2.

17.4K 1.6K 237
                                    

Ana

Mis padres, al contrario de como esperaba, se mostraron preocupados cuando les conté sobre esa chica. Los dos me preguntaron si todo estaba bien, cómo se llamaba, y algo me instó a mentirles y decirles que no lo sabía. Ellos no eran malas personas, no creía que fuesen a impedir mi amistad con ella, pero no dejaría que su sobreprotección afectara mi logro. Si las cosas se daban, yo sería amiga de Leila, dejaría de ser un fantasma.

Aquella noche apenas y pude dormir de la emoción y, por lo tanto, también mi mente se puso curiosa. De nuevo volví a preguntarme qué era lo que ese profesor estaría buscando en la hora en la que se suponía que debía dar clase. Era más que obvio que no había salido a buscarme a mí, puesto que me habría dicho algo al verme en la azotea, pero me parecía muy extraño. Para el profesor, el tiempo de su clase era muy valioso.

Seguramente lo que buscaba era muy importante.

Me devané los sesos pensando en lo que ese algo podía ser, y llegué a la conclusión de que tal vez su anillo de casado se le había extraviado, que se había olvidado de un libro en alguna de las bancas en las que solía sentarse a leer cuando tenía horas libres o en algunos recesos. Siempre tenía la fortuna de verlo cuando me decidía ir a los jardines. Nunca había logrado que me mirara.
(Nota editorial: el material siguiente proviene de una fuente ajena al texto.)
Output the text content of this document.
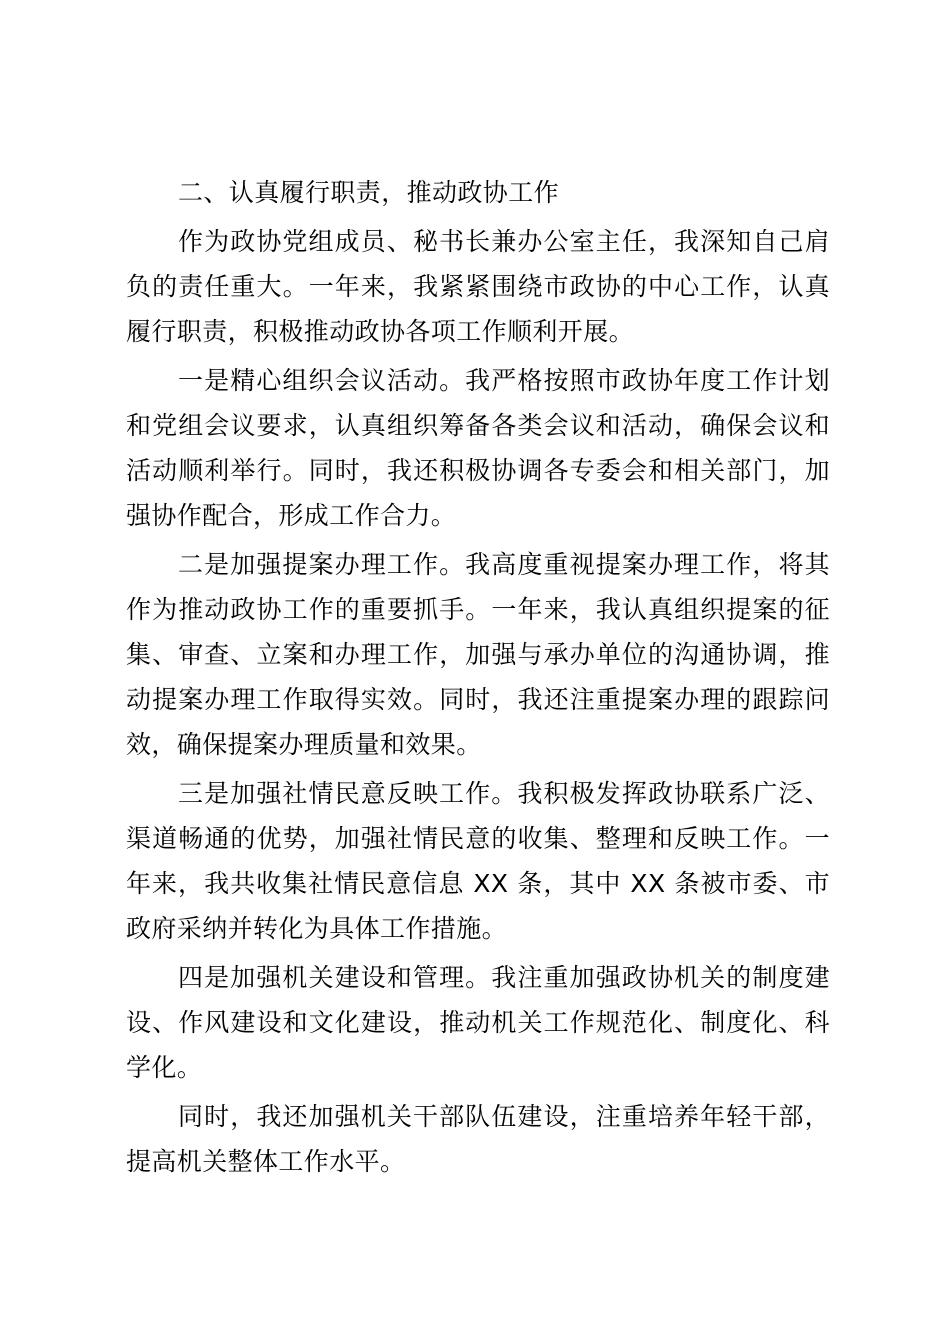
二、认真履行职责，推动政协工作

作为政协党组成员、秘书长兼办公室主任，我深知自己肩负的责任重大。一年来，我紧紧围绕市政协的中心工作，认真履行职责，积极推动政协各项工作顺利开展。

一是精心组织会议活动。我严格按照市政协年度工作计划和党组会议要求，认真组织筹备各类会议和活动，确保会议和活动顺利举行。同时，我还积极协调各专委会和相关部门，加强协作配合，形成工作合力。

二是加强提案办理工作。我高度重视提案办理工作，将其作为推动政协工作的重要抓手。一年来，我认真组织提案的征集、审查、立案和办理工作，加强与承办单位的沟通协调，推动提案办理工作取得实效。同时，我还注重提案办理的跟踪问效，确保提案办理质量和效果。

三是加强社情民意反映工作。我积极发挥政协联系广泛、渠道畅通的优势，加强社情民意的收集、整理和反映工作。一年来，我共收集社情民意信息 XX 条，其中 XX 条被市委、市政府采纳并转化为具体工作措施。

四是加强机关建设和管理。我注重加强政协机关的制度建设、作风建设和文化建设，推动机关工作规范化、制度化、科学化。

同时，我还加强机关干部队伍建设，注重培养年轻干部，提高机关整体工作水平。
A mitad de la noche fue cuando conseguí dormirme, así que cuando me desperté lo hice con la sensación de que apenas había cerrado los ojos. Aun así, mi estómago tuvo una punzada por recordar lo de ayer, que por fin alguien me había notado. En el fondo sabía que todo era demasiado bueno para ser verdad; sin embargo, la emoción seguía allí, pues nacía en mí la esperanza de que esto fuese el comienzo de dejar de ser un fantasma.

Una vez que me duché y me vestí con el uniforme que mi madre me había planchado la noche anterior, bajé a desayunar. Mis padres no sonreían como siempre, tenían los rostros pálidos, como si algo malo hubiese pasado.

—¿Qué pasa? —les pregunté.

—Nada, hija —contestó mamá mientras servía en mi plato unos huevos revueltos.

—¿Nada? Pero si están pálidos, ojerosos —repliqué, frunciendo el ceño—. ¿Vamos a mudarnos o algo así? ¿Tienen deudas?

Mi padre soltó una breve carcajada, pero lo conocía bien y no era su risa alegre de siempre. Parecía una de aquellas risas que le dedicas a un niño cuando dice algo tierno en medio de una crisis terrible.

—No, no, nada de eso —dijo, y me acarició la cabeza cuando me senté—. No tienes nada de que preocuparte.

—¿De verdad? —cuestioné con escepticismo.

Él negó con la cabeza.

—Para nada.

A pesar de que tenía bastante curiosidad, no hice más preguntas y desayuné en silencio. Mis padres hicieron lo mismo que yo y no pronunciaron palabra alguna, se quedaron tan callados como yo. Aquello era demasiado extraño, pero como me encontraba tan deseosa de ir a la escuela, lo dejé pasar.

Treinta minutos después, mi padre me dejó frente a la entrada. Durante el camino me había mirado de soslayo, aunque de nuevo no dije nada. Tal vez les preocupara el hecho de que otra vez lo arruinara y no querían decírmelo para no herir mis sentimientos. Esa teoría me disgustaba, pero era la más lógica.

Con la mirada busqué a esa chica, pero no logré distinguir su llamativa cabellera entre todas las demás. Por un momento temí por mi cordura, que Leila solo fuese parte de mi imaginación. La idea era espantosa, sin embargo, también interesante. El estudio de la mente humana siempre me había interesado, incluso tenía libros de psicología en casa, aunque últimamente no los había tocado para nada, pues no paraba de pensar en mí misma, en mi situación.